Plaintiff also presented evidence that Pax hired a new employee to perform some of his responsibilities, and that the consultants defendants hired to help downsize the company did not name him or delegate his responsibilities in an email addressing employee terminations (see e.g. Ji Sun Jennifer Kim v Goldberg, Weprin, Finkel, Goldstien, LLP, 120 AD3d 18, 25-26 [1st Dept 2014]). Under the facts presented, it cannot be said that no reasonable jury could conclude that retaliation was a motivating factor in plaintiff's termination (see Melman, 98 AD3d at 131-132).
[*2]The court correctly found that plaintiff failed to raise a triable issue of fact on his retaliation claim under the New York State Human Rights Law (State HRL), which requires evidence that the proffered reason is false and that discrimination was the real reason for his termination (see Bilitch v New York City Health & Hosps. Corp., 194 AD3d 999, 1002 [2d Dept 2021]). We note that although the State HRL was amended in 2019 to broaden its protections and apply a more liberal standard of liability akin to that of the City HRL, plaintiff's claims accrued upon his termination in 2017, prior to the October 11, 2019 effective date of the statute's amendment. It is apparent from the record that Pax closed a number of retail stores between 2016 and 2017, and that Pax itself was ultimately shut down in December 2018. Thus, defendants' reasons for terminating plaintiff's employment cannot be deemed "false."

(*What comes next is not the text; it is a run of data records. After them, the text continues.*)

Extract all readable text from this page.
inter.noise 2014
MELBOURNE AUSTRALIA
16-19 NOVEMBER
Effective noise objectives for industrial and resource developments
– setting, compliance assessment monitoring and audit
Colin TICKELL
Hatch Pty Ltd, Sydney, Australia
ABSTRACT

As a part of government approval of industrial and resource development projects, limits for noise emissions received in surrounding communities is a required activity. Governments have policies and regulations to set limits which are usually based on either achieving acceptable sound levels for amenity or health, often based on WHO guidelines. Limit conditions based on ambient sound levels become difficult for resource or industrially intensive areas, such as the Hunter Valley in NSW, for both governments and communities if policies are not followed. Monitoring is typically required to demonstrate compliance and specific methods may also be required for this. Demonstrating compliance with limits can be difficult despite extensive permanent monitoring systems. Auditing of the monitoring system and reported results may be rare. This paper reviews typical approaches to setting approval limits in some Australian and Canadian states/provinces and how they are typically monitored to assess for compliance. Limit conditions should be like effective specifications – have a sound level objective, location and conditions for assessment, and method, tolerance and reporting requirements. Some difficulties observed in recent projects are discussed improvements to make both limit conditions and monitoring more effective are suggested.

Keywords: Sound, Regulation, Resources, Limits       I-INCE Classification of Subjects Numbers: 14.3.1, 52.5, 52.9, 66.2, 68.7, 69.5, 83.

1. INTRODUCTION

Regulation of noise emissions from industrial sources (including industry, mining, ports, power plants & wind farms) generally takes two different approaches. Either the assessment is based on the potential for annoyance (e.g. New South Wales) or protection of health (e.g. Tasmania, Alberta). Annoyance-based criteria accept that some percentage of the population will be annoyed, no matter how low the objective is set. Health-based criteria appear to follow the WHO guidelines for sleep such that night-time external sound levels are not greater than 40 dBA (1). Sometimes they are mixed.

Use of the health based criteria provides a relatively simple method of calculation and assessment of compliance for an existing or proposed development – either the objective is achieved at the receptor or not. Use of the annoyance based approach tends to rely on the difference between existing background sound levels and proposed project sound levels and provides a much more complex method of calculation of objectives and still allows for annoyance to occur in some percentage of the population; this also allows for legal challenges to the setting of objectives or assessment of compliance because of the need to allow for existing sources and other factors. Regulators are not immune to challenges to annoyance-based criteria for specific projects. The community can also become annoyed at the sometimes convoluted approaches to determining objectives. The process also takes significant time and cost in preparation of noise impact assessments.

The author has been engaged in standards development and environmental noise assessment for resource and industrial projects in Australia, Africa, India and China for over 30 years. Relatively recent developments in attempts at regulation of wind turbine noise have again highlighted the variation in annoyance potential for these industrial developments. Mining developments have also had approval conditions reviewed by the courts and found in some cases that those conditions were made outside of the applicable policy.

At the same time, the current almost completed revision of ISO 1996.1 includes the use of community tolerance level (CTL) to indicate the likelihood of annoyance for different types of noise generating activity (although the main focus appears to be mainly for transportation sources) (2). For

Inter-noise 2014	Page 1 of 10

However, the court erred in denying spoliation sanctions. Defendants breached their duty to preserve evidence by destroying retail store spreadsheets which were the only contemporaneous data on profits, payroll, and performance after litigation was reasonably anticipated (see VOOM HD Holdings LLC v EchoStar Satellite L.L.C., 93 AD3d 33, 36 [1st Dept 2012]). Plaintiff's October 2017 warning against tampering with accounting and payroll records triggered a preservation obligation that required defendants to suspend routine destruction policies (see id.). Defendants cannot claim the records were deleted in the ordinary course of business, as a routine retention policy is no defense once the duty to preserve attaches (see id.). Further, sanctions are warranted where a party's negligence or intent deprives an opponent of the means of proving their claim (see Pegasus Aviation I, Inc. v Varig Logistica S.A., 26 NY3d 543, 554 [2015]). Here, the destroyed spreadsheets are central to the issue of pretext. While defendants claim cost-based downsizing as the reason for termination, the destroyed data was the only evidence available to test whether the stores were actually underperforming or if plaintiff's termination was retaliatory. Because this unique, irrecoverable evidence was within defendants' exclusive control, its destruction is highly prejudicial. Accordingly, plaintiff should be granted an adverse inference charge at the time of trial.
Defendants' request to impose sanctions on plaintiff pursuant to 22 NYCRR § 130.1-1 for frivolous appellate litigation is denied. No sanctions are warranted as plaintiff has prevailed on appeal from the order dismissing his claim for retaliation under the City HRL and denying his request for spoliation sanctions. THIS CONSTITUTES THE DECISION AND ORDER
OF THE SUPREME COURT, APPELLATE DIVISION, FIRST DEPARTMENT.